Structured Code Representations Enable Data-Efficient Adaptation of Code Language Models

Published 19 Jan 2024 in cs.CL | (2401.10716v1)

Abstract: Current LLMs tailored for code tasks often adopt the pre-training-then-fine-tuning paradigm from natural language processing, modeling source code as plain text. This approach, however, overlooks the unambiguous structures inherent in programming languages. In this work, we explore data-efficient adaptation of pre-trained code models by further pre-training and fine-tuning them with program structures. Specifically, we represent programs as parse trees -- also known as concrete syntax trees (CSTs) -- and adapt pre-trained models on serialized CSTs. Although the models that we adapt have been pre-trained only on the surface form of programs, we find that a small amount of continual pre-training and fine-tuning on CSTs without changing the model architecture yields improvements over the baseline approach across various code tasks. The improvements are found to be particularly significant when there are limited training examples, demonstrating the effectiveness of integrating program structures with plain-text representation even when working with backbone models that have not been pre-trained with structures.

Abstract PDF HTML Upgrade to Chat

Citations (2)

View on Semantic Scholar

Summary

The paper's main contribution is incorporating concrete syntax trees (CSTs) into pre-trained code models to improve performance in data-scarce environments.
It introduces structured pre-training objectives such as masked subtree prediction and masked node prediction to capture both code grammar and semantics.
Experimental results demonstrate significant gains in code translation and summarization tasks, validating the efficiency of structured representations.

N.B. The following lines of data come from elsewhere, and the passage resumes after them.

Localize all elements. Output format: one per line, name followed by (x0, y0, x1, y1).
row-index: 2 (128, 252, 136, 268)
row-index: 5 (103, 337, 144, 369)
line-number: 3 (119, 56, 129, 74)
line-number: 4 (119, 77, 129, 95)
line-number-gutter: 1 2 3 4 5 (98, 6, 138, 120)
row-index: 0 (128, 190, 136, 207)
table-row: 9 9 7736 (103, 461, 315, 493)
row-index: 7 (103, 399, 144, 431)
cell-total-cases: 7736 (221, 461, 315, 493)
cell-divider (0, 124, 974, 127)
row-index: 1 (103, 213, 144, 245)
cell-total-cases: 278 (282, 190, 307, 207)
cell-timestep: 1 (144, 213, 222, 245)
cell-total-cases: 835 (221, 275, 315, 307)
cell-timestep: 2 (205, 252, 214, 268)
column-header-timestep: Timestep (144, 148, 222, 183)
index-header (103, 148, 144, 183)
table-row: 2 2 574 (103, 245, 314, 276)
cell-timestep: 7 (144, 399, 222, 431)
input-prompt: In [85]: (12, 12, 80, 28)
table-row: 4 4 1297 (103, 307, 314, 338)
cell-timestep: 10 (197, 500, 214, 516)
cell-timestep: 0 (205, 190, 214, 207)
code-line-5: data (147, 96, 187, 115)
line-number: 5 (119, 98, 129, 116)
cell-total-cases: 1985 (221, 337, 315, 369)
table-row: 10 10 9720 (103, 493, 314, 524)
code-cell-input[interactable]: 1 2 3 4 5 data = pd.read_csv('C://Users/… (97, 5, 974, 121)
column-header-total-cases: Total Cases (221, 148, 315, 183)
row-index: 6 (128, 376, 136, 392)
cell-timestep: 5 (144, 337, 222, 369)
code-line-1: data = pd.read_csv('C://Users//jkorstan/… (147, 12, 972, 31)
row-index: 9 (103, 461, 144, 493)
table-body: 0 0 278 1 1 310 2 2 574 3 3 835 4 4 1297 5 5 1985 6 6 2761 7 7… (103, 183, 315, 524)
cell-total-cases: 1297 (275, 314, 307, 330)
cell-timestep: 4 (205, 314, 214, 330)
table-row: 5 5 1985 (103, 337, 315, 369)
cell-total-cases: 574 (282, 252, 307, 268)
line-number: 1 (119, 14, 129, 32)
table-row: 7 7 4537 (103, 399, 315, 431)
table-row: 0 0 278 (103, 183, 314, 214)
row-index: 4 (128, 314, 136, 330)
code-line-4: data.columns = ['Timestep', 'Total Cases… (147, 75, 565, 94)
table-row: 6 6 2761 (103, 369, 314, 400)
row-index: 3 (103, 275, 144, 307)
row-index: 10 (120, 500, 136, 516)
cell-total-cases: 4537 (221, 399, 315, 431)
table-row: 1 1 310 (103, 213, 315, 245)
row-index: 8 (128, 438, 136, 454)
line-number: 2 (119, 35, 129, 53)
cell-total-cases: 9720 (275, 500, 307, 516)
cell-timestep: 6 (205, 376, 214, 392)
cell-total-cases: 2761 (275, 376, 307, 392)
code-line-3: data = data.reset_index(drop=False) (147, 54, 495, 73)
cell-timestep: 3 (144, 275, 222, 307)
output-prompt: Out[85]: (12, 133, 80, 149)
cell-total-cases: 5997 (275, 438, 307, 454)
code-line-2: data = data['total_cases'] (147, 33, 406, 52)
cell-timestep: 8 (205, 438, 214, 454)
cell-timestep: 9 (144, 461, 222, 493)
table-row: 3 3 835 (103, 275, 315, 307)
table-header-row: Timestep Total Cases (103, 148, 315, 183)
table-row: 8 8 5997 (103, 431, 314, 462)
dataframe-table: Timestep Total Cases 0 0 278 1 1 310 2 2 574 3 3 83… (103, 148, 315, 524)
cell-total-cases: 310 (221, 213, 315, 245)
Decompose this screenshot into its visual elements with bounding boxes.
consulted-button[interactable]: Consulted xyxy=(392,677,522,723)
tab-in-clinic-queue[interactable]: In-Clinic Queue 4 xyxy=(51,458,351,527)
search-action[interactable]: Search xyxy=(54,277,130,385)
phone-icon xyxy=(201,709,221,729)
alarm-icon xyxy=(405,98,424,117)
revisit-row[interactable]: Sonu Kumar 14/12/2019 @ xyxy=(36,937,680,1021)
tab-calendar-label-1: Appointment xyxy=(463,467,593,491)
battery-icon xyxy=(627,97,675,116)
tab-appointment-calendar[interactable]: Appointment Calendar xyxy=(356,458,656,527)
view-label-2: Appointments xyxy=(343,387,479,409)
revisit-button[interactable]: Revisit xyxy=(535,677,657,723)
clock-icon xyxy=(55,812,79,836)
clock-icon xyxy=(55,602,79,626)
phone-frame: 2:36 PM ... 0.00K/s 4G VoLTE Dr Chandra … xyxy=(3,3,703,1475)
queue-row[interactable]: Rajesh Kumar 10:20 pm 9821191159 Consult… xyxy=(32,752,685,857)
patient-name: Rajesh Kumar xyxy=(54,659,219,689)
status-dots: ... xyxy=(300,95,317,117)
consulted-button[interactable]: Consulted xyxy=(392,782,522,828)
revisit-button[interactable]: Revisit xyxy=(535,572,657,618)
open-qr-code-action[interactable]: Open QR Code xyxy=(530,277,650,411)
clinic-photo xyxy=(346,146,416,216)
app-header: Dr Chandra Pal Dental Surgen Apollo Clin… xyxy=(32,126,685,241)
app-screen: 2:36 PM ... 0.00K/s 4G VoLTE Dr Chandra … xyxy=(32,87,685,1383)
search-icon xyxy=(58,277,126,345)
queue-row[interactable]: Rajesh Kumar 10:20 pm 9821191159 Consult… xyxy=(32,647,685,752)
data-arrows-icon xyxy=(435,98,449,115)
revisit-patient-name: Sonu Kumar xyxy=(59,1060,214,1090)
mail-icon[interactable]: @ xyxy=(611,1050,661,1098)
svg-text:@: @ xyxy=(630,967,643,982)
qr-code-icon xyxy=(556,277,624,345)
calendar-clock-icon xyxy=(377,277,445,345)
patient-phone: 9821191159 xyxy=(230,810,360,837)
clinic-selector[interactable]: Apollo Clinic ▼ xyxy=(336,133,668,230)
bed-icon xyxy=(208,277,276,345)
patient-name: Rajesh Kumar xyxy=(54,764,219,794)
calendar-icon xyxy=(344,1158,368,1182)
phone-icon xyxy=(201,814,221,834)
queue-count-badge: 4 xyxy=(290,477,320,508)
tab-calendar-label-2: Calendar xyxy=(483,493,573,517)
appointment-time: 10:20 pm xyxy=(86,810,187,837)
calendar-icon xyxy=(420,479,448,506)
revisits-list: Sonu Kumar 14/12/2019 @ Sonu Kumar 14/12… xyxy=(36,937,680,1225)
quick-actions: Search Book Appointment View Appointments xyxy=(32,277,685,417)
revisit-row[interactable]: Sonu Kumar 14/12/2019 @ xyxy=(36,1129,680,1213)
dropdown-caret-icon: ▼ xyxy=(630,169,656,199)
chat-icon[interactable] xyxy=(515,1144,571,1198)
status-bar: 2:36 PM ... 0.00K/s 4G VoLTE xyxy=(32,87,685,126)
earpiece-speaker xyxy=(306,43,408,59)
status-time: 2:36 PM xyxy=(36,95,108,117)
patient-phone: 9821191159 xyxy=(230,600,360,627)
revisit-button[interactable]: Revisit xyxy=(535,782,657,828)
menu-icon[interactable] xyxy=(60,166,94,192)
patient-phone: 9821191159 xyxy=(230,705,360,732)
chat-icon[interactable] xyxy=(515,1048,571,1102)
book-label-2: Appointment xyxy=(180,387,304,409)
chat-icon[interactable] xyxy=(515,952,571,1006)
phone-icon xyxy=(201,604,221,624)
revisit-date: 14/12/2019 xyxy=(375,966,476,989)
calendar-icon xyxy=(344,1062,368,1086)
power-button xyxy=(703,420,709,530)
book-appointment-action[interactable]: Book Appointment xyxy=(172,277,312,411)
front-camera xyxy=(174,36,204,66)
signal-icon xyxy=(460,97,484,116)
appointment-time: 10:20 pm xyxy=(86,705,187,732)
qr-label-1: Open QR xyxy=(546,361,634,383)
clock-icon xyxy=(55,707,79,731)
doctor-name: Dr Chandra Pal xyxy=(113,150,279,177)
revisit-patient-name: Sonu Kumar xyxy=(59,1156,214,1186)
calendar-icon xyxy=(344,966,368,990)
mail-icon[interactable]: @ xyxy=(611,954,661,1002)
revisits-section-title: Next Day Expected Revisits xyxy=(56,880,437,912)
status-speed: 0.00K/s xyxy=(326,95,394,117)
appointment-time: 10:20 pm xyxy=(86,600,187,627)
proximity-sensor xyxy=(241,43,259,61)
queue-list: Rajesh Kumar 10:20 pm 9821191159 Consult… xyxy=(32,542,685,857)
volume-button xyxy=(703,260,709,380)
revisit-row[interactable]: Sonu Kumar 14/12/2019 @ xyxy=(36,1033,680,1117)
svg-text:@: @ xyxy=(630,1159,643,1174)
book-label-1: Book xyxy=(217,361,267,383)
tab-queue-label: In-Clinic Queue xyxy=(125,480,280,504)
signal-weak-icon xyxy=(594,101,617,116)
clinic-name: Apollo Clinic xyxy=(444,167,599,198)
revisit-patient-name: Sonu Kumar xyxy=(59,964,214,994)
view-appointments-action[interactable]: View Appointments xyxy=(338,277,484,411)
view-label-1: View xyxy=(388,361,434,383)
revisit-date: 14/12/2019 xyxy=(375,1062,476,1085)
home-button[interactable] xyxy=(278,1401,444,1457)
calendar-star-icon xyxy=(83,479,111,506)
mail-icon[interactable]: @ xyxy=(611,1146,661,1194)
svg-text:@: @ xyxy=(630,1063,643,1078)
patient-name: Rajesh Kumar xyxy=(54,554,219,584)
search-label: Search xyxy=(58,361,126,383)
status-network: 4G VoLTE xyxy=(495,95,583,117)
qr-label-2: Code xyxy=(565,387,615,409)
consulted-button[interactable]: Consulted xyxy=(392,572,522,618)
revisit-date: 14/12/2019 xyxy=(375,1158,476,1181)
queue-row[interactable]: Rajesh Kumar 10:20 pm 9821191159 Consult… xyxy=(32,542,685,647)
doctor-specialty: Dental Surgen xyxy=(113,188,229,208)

Summary of "Structured Code Representations Enable Data-Efficient Adaptation of Code LLMs"

Introduction

The paper presents an innovative approach for adapting pre-trained LLMs to code tasks by incorporating structured representations of code, specifically concrete syntax trees (CSTs). This approach highlights the limitation of treating source code as plain text, which overlooks the inherent structural characteristics of programming languages. By using CSTs, the models can efficiently leverage the well-defined structures for improved performance on code tasks, especially in scenarios lacking abundant data.

Methodology

Structured Code Representations

Programming languages feature grammar structures that can be translated into CSTs, allowing models to parse programs unambiguously. While CSTs are more verbose than abstract syntax trees (ASTs), they contain all syntactic details necessary for precise program reconstruction. The serialized CSTs can be processed by sequence models without architectural changes, enabling seamless adaptation to structured inputs.

Figure 1: An example Python program along with its CST (simplified for illustration) in the tree and serialized forms, respectively. Also illustrated are the masked subtree prediction and masked node prediction training objectives for adapting pre-trained models to code structures.

Pre-Training and Fine-Tuning Objectives

The paper proposes several objectives to adapt existing code models, including masked subtree prediction (MSP), masked node prediction (MNP), and text-to-tree (TeTr) conversion. These objectives help the models learn the interplay between code grammar and semantics, focusing on both terminal and non-terminal nodes within the CSTs. For decoder-only models, a causal LLM objective on serialized CSTs is employed.

Experimental Setup

Models and Datasets

Two pre-trained models are adapted: CodeT5 (an encoder-decoder model) and CodeGen (a decoder-only model). The studies leverage CodeSearchNet and Stack datasets, providing a comprehensive range of programming languages and code with annotations. Continual pre-training on structured objectives was conducted with minimal computational overhead relative to initial pre-training.

Results

Code Translation and Generation Performance

The structured approach demonstrated superior performance over base models across multiple code tasks, including translation, generation, and summarization. In particular, when using only limited labeled data, structured models significantly enhanced CodeBLEU scores and increased the proportion of functionally correct translations, as depicted in the code translation performance results.

Figure 2: Code translation performance. Left two: Java $\leftrightarrow$ C# (CodeXGLUE); right two: Java $\leftrightarrow$ Python (TransCoder). For full results on all evaluation metrics, see the Appendix.

Code Summarization

The paper shows that structured models outperform traditional text-based counterparts significantly, achieving higher BLEU scores with fewer examples, revealing the efficiency of structured adaptations in summarization tasks.

Figure 3: Code summarization performance on the CodeSearchNet benchmark.

Implications and Future Directions

The integration of CSTs into code LLMs offers a compelling means to leverage existing structured information, enabling more accurate and efficient code processing. Future advancements might explore further structural enhancements and decoding strategies, such as exploiting additional representations like control flow graphs or data flow models, potentially increasing adaptability across more diverse programming landscapes.

The methodology also suggests avenues in the creation and application of LLMs tailored to domain-specific languages, where data availability and linguistic structure pose unique challenges.

Conclusion

The paper underscores how structured representations can mitigate limitations of traditional text-based processing in code LLMs, fostering more robust model adaptations and establishing foundations for sustained research into structural leveraging in AI model design. The demonstrated improvements herald promising developments for both theoretical exploration and practical application within coding and software development contexts.